„Natur passt sich durch Sterben an“

Lutz Fähser vermisst in der Forstwirtschaft den Blick für die natürlichen Prozesse im Wald

von Jens Eber
20 Minuten
Fichtenstämme auf einem Stapel im Wald.

Dr. Lutz Fähser ist kein Mainstream-Förster, aber auch kein Träumer. Er lehnt viele althergebrachte Regeln der Forstwirtschaft ab – und war damit wirtschaftlich erfolgreich. Der 75-Jährige ist zwar längst im Ruhestand, seine Leidenschaft für den Wald hat aber nicht nachgelassen, wie sich im Gespräch mit WaldReporter erweist. 

Herr Fähser, der Wald erfährt seit einiger Zeit große Aufmerksamkeit. Führen Sie das auf den Erfolg von Peter Wohlleben zurück oder auf die Auswirkungen des Klimawandels?

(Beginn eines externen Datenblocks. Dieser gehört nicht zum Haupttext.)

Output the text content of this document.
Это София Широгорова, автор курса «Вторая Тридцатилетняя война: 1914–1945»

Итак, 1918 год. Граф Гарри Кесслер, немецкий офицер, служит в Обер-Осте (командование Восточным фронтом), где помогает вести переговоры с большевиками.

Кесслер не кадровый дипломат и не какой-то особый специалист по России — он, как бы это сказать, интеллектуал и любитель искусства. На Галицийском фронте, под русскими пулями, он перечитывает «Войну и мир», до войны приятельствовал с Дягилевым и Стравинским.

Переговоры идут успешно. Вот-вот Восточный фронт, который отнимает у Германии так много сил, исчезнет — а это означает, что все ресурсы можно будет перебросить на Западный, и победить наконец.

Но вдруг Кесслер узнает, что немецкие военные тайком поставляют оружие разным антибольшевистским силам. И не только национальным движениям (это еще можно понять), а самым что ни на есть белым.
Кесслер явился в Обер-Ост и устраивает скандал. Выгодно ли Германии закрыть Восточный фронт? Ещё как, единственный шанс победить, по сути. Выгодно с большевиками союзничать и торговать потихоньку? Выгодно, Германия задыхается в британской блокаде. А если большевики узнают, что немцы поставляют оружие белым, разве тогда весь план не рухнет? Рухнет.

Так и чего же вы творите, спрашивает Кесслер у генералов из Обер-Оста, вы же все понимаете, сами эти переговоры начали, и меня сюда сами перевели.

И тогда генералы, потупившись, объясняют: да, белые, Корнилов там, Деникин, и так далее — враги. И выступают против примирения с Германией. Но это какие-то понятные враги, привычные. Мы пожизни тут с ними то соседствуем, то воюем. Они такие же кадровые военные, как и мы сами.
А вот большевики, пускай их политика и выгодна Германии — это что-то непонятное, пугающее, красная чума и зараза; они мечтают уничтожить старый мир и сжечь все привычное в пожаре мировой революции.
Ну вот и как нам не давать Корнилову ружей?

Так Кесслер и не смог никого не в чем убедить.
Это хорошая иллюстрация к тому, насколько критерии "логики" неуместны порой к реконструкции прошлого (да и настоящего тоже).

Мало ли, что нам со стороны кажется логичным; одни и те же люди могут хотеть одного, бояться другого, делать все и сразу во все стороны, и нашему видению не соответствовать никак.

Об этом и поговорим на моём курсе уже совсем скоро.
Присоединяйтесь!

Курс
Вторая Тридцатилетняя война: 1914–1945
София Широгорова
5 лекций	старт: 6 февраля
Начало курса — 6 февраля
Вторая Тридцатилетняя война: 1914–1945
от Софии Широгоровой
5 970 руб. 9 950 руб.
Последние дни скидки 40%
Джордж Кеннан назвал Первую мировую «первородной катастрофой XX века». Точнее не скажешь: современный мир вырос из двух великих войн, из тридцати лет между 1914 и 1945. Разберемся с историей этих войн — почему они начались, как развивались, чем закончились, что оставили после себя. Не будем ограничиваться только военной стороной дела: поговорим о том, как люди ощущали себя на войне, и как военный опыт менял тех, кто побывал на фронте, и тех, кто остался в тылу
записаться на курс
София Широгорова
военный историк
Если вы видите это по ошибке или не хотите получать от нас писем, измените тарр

Ich glaube, das sind unterschiedliche Ebenen. Peter Wohlleben hat ganz unabhängig vom Klimawandel eine Empathie für Wald erzeugt. Er wird ja oft dafür kritisiert, dass er aus menschlicher Sphäre beschreibe, was im Baum oder im Wald geschieht. Dann sagt er: „Ich habe ja nur die menschliche Sprache, ich kann nicht bäumisch.“ Das finde ich sehr zutreffend.

Warum?

Wohlleben lehrt den Menschen, die jetzt durch den Wald gehen, zu sehen und zu fühlen, eine Sympathie für den Wald als Teil der menschlichen Gesellschaft. Wir haben früher schon gesagt, ohne Wald könnten wir nicht leben, aber durch Wohlleben sind die Wälder nicht mehr nur die Basis unseres Lebens, sondern Mitwelt, gleichberechtigt mit uns. Das ist ein Riesenschub. Parallel dazu kommt durch den heißen Sommer 2018 und seine Auswirkungen 2019 ein Schreck hinzu, eine Angstebene davor, dass uns etwas verloren geht. Und wenn sich das mit Empathie kombiniert, dann ist das ein doppelter Effekt. Und beides ist wichtig.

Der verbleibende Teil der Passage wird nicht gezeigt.